Ma Lars in questo film si sdoppia anche in due diverse figure, identificandosi in entrambi i protagonisti, nell’assassino Jack ma anche nel testimone Verge, nella luce che impressiona la pellicola e nell’oscurità che consente alle immagini di crearsi. Da una parte, la luce della razionalità che può rivelarsi perversa e condurre l’umanità verso crimini e misfatti di ogni sorta, dall’altra i meandri oscuri dell’animo umano dopo possono invece celarsi preziosi grumi di sensibilità e sentimento: di questa dicotomia lancinante si nutre da sempre il cinema di Lars Von Trier, fin dai tempi dello sconvolgente Le onde del destino.
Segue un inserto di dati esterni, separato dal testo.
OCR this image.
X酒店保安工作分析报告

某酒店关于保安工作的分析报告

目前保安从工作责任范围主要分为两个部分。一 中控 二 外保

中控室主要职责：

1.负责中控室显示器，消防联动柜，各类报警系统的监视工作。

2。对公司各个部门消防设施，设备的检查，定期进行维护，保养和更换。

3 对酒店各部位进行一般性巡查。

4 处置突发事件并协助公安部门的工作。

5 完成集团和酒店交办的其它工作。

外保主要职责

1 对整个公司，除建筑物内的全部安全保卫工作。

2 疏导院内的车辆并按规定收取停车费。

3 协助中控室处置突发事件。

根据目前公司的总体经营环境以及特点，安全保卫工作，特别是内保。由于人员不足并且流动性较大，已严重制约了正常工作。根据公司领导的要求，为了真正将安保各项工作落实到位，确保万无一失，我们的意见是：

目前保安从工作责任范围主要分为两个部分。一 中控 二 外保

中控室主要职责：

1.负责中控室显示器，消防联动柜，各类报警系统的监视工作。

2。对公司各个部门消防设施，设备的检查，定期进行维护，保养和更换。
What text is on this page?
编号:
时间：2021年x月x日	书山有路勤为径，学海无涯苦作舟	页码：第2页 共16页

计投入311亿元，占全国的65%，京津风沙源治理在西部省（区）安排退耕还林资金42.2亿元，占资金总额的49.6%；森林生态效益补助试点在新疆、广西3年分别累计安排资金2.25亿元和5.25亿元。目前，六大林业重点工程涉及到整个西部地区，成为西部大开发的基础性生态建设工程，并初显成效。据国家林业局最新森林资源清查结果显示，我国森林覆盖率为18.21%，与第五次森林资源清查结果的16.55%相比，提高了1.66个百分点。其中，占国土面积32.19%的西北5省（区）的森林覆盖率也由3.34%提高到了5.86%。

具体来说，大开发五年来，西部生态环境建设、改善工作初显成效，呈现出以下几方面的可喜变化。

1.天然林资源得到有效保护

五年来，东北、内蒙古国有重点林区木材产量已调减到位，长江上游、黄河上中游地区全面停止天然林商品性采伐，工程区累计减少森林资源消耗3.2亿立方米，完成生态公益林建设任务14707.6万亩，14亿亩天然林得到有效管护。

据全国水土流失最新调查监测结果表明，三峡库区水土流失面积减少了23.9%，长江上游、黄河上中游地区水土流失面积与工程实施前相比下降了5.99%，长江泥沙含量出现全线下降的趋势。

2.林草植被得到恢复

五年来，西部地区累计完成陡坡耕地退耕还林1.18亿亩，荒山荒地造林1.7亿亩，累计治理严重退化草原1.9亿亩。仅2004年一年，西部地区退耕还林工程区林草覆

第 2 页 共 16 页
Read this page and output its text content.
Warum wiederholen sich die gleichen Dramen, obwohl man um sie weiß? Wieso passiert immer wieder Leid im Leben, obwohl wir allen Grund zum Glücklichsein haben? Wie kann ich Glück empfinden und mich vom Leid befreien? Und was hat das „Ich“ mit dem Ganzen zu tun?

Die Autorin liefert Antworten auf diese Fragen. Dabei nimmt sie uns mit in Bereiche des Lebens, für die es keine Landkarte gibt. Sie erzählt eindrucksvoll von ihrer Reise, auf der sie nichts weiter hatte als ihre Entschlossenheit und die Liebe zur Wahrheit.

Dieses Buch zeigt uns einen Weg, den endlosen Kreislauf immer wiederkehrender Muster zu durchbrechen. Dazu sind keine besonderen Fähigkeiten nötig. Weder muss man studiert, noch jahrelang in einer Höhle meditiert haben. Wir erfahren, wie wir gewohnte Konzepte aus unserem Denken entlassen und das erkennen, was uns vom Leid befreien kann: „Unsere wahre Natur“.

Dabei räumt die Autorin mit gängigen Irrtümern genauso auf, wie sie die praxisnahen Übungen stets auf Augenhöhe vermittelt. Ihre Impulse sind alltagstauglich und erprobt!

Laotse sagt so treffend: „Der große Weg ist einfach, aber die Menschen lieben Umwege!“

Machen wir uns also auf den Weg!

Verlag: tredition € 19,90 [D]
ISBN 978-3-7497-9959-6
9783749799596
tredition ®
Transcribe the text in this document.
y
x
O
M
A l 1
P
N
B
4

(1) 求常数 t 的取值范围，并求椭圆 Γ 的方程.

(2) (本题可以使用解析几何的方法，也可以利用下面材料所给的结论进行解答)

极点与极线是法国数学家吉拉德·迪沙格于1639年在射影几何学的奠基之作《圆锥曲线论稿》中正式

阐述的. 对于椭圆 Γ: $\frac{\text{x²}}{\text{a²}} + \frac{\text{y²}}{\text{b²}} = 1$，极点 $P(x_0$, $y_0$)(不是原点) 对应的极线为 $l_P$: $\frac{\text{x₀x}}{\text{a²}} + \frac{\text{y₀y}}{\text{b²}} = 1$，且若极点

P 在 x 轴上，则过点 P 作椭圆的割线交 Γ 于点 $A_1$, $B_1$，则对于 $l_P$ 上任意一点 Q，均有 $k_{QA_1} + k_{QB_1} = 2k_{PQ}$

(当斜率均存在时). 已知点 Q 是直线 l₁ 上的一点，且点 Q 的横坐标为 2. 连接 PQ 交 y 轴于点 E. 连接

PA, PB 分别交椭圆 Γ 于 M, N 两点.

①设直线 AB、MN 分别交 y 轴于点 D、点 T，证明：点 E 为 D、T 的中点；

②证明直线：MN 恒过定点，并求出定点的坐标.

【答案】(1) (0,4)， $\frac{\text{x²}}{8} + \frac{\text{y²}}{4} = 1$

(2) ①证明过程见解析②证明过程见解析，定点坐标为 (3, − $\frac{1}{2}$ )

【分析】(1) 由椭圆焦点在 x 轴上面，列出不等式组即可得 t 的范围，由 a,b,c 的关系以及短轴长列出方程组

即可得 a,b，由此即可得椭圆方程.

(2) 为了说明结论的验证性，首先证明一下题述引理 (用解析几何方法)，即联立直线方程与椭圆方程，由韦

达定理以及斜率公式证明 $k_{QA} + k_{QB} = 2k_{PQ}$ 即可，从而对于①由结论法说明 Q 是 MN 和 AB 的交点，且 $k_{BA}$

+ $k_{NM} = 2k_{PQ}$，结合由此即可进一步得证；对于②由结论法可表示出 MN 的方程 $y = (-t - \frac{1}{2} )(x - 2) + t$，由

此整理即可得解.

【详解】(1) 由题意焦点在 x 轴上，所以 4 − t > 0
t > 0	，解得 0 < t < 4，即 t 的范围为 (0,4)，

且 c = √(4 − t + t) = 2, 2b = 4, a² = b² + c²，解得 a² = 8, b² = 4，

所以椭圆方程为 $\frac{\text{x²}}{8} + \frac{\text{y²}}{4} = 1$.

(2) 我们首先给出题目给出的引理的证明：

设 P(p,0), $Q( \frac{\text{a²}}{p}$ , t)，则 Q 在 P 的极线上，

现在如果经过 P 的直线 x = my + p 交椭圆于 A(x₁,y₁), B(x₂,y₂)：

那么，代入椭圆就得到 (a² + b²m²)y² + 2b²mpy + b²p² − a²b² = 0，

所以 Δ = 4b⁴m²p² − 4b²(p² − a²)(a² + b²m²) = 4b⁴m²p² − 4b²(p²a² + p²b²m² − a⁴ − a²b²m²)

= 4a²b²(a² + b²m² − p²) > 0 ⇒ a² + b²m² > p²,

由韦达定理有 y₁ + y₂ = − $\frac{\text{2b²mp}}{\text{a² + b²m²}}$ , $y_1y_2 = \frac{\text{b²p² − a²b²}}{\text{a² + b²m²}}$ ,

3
Ma, film dopo film, la casa/cinema che questo regista geniale e folle, maniacale e divisivo ha costruito davanti ai nostri occhi appare sempre più scomoda, a tratti francamente disturbante. Con un’avvertenza: a disturbare non è tanto la putrefazione della carne e il raggrumarsi del sangue, la ripetizione orrorifica del gesto violento, il risucchio mostruoso della vita che se ne va. Ciò che davvero disturba e inquieta è l’ironia feroce, senza scrupoli, che consente di affastellare la musica sublime del pianoforte di Glenn Gould e l’estetica delle rovine dell’architetto nazista Albert Speer, le citazioni colte e coltissime (dalla Divina Commedia al teatro di Jean-Paul Sartre, dai quadri di Juan Gris e Eugéne Delacroix alla poesia di William Blake) e l’immaginario pulp, anche quello di bassa e bassissima lega, più dalle parti della serie Z che dell’ormai da tempo sdoganata serie B. Un immaginario da cui sembra provenire direttamente anche lo sguardo misogino che Lars von Trier ostenta come una bandiera, per il puro gusto di provocare e dispiacere.

Senza mai perdere l’imperturbabilità, affidata allo sguardo distaccato di Matt Dillon e a una sorta di enciclopedismo polimorfo che fa capolino spesso nel film, fra cartelli che illustrano la statica delle volte a botte e filmati che illustrano le tecniche di decomposizione degli zuccheri utilizzate in viticoltura. E questi sono soltanto due piccoli esempi, che solo in parte riescono a dar conto della ricchezza straordinaria di un film folle e debordante ma anche assolutamente coerente, spericolato, intelligente, sincero fino all’autolesionismo ma anche fin troppo ruffiano, scaltrissimo in quel giocare a rimpiattino con le aspettative degli spettatori, fra provocazioni e confessioni, struggenti ammissioni di colpa e cinici sberleffi.

È davvero ancora più difficile del solito dare conto del cinema di Lars Von Trier senza farsi inghiottire in una sorta di maelstrom megalomane e nichilista, in cui Lars si specchia e al tempo stesso si reinventa, si rivela e inevitabilmente si nasconde. Seguendo il suo Virgilio (un Bruno Ganz meraviglioso e struggente, alla sua ultima interpretazione) fino in fondo all’inferno, e stavolta disposto (forse) finalmente a pagare per le sue tante scandalose malefatte, fuori e dentro lo schermo.

La casa di Jack, di Lars von Trier, con Matt Dillon, Bruno Ganz, Uma Thurman, Siobhan Fallon Hogan, Sofie Gråbøl, Riley Keough.